Petit Polyte et son épouse, autrement dits Hyppolite et Marie-Antoinette Lamouroux, cheminent à travers toute la France assis dans leur charrette pavoisée, à deux roues, tractée par Mouchamiel, leur âne. Ils se sont attelés à une mission de bienfaisance au profit des déshérités et de l’œuvre de secours aux veuves et orphelins de la guerre russo-japonaise (8 février 1904-5 septembre 1905). Ils sont chaleureusement recommandés aux autorités des villes (principalement des villes de garnison) qu’ils traversent par l’ambassade de France en Russie, ce qui va de soi quand on sait que l’œuvre qu’ils représentent est présidée par madame Bompard, femme de l’ambassadeur de France à Saint-Pétersbourg. En 1903, Petit Polyte et madame ont reçu les prix Montyon et Laussat décernés par l’Académie française et l’Académie des sciences. Ces récompenses sont attribuées chaque année à un Français pauvre qui aura eu une action vertueuse pendant au moins deux ans ou qui aura fait preuve de dévouement et de courage.
Petit Polyte est agréé par les autorités militaires et maritimes. Il est attaché à bord des navires de guerre et dans les casernes comme « récréateur ». Une carte postale montre son arrivée à bord de La Couronne, frégate cuirassée, devenue caserne-atelier central de la Flotte à Toulon en 1910 et une autre à bord d’un navire de guerre. Petit Polyte et sa femme sont également les fondateurs de la bibliothèque des marins coloniaux et du « Colis du marin ».
Ces grands cœurs font étape à Moulins au début du mois de septembre 1905. Le 11, Polyte donne son premier spectacle moulinois au kiosque du cours de la préfecture. Le voilà « mimophone » (peut-être une imitation des lettres de l’alphabet par des mouvements des doigts), jouant « La monnaie de la pièce », récitant quelques histoires, entonnant des chansonnettes comiques, interprétant plusieurs personnages dans la Bougie merveilleuse.
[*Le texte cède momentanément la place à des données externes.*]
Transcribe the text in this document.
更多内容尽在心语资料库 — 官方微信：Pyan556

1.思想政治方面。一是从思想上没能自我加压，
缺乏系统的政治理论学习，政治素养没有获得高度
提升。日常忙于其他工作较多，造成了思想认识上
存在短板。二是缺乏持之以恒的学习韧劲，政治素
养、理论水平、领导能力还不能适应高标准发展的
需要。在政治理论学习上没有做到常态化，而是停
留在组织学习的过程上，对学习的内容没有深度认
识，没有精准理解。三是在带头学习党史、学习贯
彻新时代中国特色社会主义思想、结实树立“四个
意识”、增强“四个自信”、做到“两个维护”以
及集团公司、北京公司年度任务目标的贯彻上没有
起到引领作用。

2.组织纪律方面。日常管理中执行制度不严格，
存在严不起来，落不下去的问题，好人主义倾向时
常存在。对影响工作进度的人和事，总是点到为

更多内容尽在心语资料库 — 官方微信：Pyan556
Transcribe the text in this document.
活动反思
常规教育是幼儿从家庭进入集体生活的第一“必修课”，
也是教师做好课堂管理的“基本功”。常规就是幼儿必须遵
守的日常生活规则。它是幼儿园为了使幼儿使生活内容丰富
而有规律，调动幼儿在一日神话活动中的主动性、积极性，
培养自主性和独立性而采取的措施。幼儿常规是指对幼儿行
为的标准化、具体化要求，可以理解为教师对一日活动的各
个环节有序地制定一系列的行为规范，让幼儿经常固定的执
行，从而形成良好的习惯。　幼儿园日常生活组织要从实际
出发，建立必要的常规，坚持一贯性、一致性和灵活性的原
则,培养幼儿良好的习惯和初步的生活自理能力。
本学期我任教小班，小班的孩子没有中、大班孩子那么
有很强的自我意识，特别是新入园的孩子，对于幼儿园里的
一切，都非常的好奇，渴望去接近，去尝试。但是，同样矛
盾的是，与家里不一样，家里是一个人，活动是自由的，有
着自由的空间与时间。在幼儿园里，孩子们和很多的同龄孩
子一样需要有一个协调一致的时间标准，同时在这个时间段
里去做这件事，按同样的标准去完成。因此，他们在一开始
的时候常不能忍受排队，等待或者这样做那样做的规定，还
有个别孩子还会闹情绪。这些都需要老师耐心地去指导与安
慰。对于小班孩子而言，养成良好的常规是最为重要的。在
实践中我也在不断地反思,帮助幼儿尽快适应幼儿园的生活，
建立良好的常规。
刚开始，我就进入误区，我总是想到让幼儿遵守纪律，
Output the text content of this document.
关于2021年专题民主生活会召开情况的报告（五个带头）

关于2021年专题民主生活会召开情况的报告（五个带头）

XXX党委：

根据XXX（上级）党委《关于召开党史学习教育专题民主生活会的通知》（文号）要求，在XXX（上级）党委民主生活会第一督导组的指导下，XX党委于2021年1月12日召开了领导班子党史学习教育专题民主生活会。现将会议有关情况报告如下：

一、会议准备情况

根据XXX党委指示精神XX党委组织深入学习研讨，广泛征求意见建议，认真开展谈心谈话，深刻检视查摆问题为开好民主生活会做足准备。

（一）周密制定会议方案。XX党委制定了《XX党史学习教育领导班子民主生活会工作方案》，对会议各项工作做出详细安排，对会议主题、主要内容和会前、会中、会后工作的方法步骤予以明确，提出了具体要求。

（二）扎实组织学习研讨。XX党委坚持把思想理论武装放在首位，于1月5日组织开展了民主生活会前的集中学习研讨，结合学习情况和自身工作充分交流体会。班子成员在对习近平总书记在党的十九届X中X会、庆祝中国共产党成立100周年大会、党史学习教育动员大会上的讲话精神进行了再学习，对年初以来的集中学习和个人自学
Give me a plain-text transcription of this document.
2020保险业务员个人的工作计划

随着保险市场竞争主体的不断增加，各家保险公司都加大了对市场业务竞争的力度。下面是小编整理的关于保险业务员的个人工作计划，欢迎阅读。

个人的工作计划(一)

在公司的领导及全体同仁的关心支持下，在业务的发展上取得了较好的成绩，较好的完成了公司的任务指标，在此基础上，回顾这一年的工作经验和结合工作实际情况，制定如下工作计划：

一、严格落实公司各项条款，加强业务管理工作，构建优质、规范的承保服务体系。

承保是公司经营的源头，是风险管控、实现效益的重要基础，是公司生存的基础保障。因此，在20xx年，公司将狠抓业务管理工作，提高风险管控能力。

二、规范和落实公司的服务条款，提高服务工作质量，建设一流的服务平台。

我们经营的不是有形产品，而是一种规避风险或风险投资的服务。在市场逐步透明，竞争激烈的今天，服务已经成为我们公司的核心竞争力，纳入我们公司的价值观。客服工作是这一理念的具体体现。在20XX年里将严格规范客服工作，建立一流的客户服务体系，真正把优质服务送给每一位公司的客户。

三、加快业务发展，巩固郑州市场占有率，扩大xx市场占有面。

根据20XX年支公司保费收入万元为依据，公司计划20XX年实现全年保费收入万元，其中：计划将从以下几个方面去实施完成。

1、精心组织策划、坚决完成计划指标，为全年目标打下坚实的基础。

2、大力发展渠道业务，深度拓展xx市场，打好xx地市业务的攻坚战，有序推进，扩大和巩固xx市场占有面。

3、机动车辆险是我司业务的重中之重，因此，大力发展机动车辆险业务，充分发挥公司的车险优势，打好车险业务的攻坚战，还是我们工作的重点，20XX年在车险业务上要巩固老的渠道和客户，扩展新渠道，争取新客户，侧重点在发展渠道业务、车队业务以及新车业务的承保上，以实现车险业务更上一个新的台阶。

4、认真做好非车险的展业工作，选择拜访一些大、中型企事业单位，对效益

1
Le 12, il est au café des Négociants, place d'Allier.
Le 13, il se produit, sans demander de cachet, à l’hôpital général, dans la salle du réfectoire des femmes, pour les 300 hospitalisés. On retrouve le mimophone, des poésies et, cette fois, Polyte propose des expériences de télégraphie sans fil « nouveau genre » selon son expression. Le couple de bienfaiteurs offre une tombola aux petits enfants qui reçoivent chacun un lot (petites voitures, poupées) en plus des gâteaux et des bonbons. Les ¾ de la recette sont remis aux nécessiteux.
Les soirs suivants, la place d’Allier lui sert de scène. Il termine par une fête au théâtre pour les orphelins.
La vente de recueils de de monologues, de récits, de pièces procure des rentrées d’argent qui sont reversées à des œuvres philanthropiques. Polyte et sa femme ont déjà donné des sommes très importantes comme en témoignent les reçus et leurs livres d’or signés de personnalités du monde maritime, militaire, scientifique et artistique.
Petit Polyte meurt en 1910. Sa veuve, Marie-Antoinette, continue son œuvre autant que possible. Mouchamiel disparaît avant la fin de la Première Guerre. Marie-Antoinette fait l’objet d’un article de Paris-Soir du 23 novembre 1937 sous ce titre : « Devenue aveugle, la " bonne maman des marins" est tombée dans la plus atroce misère. Elle doit se résoudre à entrer à l’hospice des vieillards de Toulon. Une bien triste fin pour une vie de générosité.